RAKERNAS APDESI Merah Putih Tegaskan Peran Desa Cetak Generasi Emas 2045

Table of Contents


JAKARTA — Rapat Kerja Nasional (RAKERNAS) APDESI Merah Putih menegaskan kembali peran strategis pemerintah desa dalam menyiapkan Generasi Emas Desa yang unggul dan berkarakter menuju Indonesia Emas 2045. Ketua Umum DPP APDESI Merah Putih, A. Anwar Sadat, SH, menekankan bahwa masa depan Indonesia tidak hanya bertumpu pada pembangunan kota, melainkan lahir dan tumbuh dari desa-desa di seluruh Nusantara.

Menurut Anwar Sadat, lebih dari 70 ribu desa di Indonesia merupakan ruang tumbuh anak-anak bangsa yang kelak akan menjadi pemimpin masa depan. Karena itu, pembangunan desa tidak boleh berhenti pada pembangunan fisik semata, seperti jalan, talud, dan kantor desa. “Infrastruktur memang penting, tetapi pembangunan karakter manusia jauh lebih menentukan arah masa depan bangsa,” tegasnya.

Ia menjelaskan, pemerintah desa memiliki posisi yang sangat strategis karena menjadi pemerintahan terdekat dengan rakyat. Kepala desa mengetahui secara langsung kondisi warganya, termasuk keluarga dan anak-anak mereka. Kedekatan inilah yang menjadi kekuatan utama desa dalam membina generasi muda, sesuatu yang tidak sepenuhnya dimiliki oleh pemerintah pusat maupun daerah.
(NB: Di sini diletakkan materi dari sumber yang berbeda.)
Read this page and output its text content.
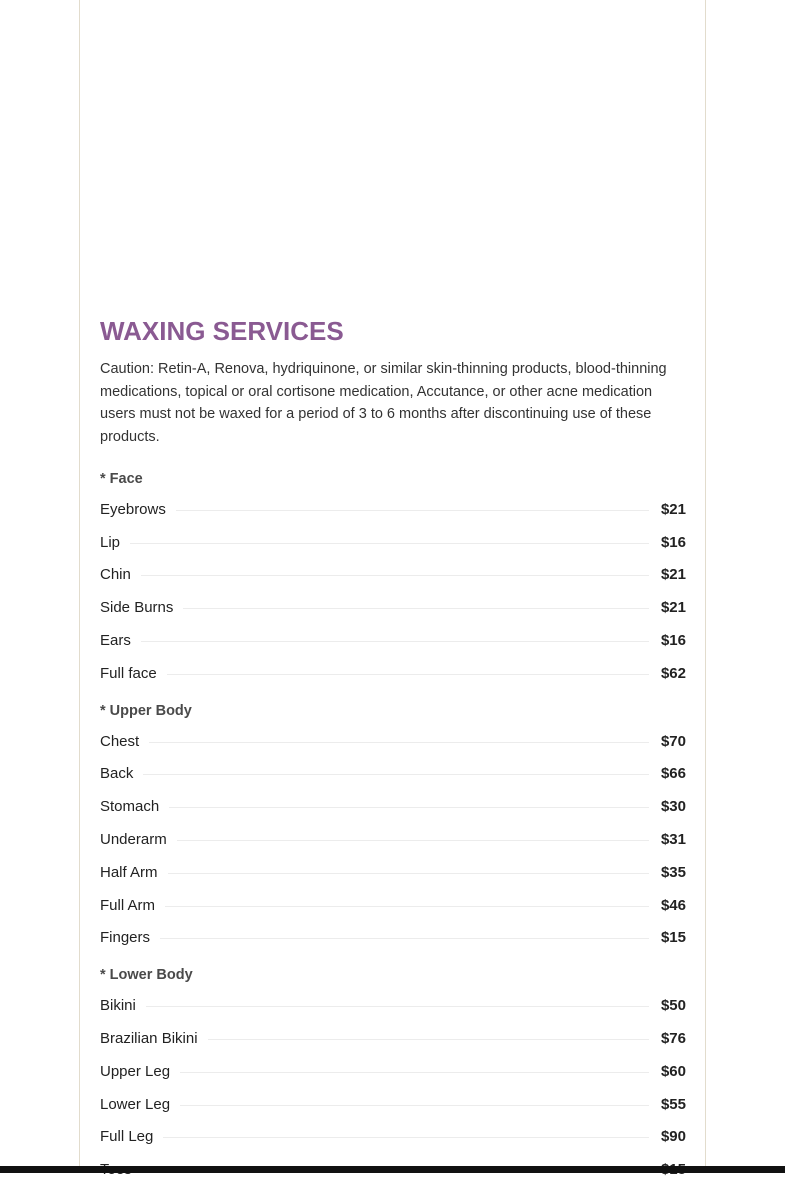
WAXING SERVICES

Caution: Retin-A, Renova, hydriquinone, or similar skin-thinning products, blood-thinning medications, topical or oral cortisone medication, Accutance, or other acne medication users must not be waxed for a period of 3 to 6 months after discontinuing use of these products.

* Face
Eyebrows	$21
Lip	$16
Chin	$21
Side Burns	$21
Ears	$16
Full face	$62
* Upper Body
Chest	$70
Back	$66
Stomach	$30
Underarm	$31
Half Arm	$35
Full Arm	$46
Fingers	$15
* Lower Body
Bikini	$50
Brazilian Bikini	$76
Upper Leg	$60
Lower Leg	$55
Full Leg	$90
Lebih lanjut, Anwar Sadat mengingatkan bahwa tantangan desa saat ini semakin kompleks. Selain persoalan kemiskinan, desa juga dihadapkan pada rendahnya literasi, pernikahan usia dini, anak putus sekolah, kecanduan gawai, hingga hilangnya arah dan harapan hidup generasi muda. Jika tidak diantisipasi, bonus demografi yang diharapkan justru berpotensi berubah menjadi beban demografi.

“Pemerintah desa harus mengambil peran baru, bukan hanya sebagai administrator, tetapi sebagai pembina peradaban masyarakat. Desa harus menjadi ruang pendidikan karakter,” ujarnya.

Dalam konteks itu, Dana Desa dipandang sebagai investasi jangka panjang bagi masa depan bangsa. Anwar Sadat mendorong agar sebagian Dana Desa diarahkan untuk penguatan pendidikan nonformal, rumah baca, pelatihan keterampilan pemuda, penguatan keluarga, pencegahan stunting, serta pengembangan ekonomi produktif generasi muda melalui KOPDES Merah Putih dan BUMDes. Menurutnya, desa tidak cukup hanya membangun fisik, tetapi harus membangun manusia.

RAKERNAS APDESI Merah Putih, lanjutnya, menjadi momentum penting untuk menguatkan gerakan bersama bertajuk Desa Mendidik, yakni desa yang melindungi anak, menguatkan keluarga, meningkatkan literasi, serta membuka ruang kreativitas bagi pemuda.

“Jika desa berhasil menyiapkan generasi yang unggul dan berkarakter, Indonesia tidak perlu takut menghadapi masa depan. Sebab masa depan bangsa sesungguhnya sedang tumbuh di desa-desa,” pungkasnya.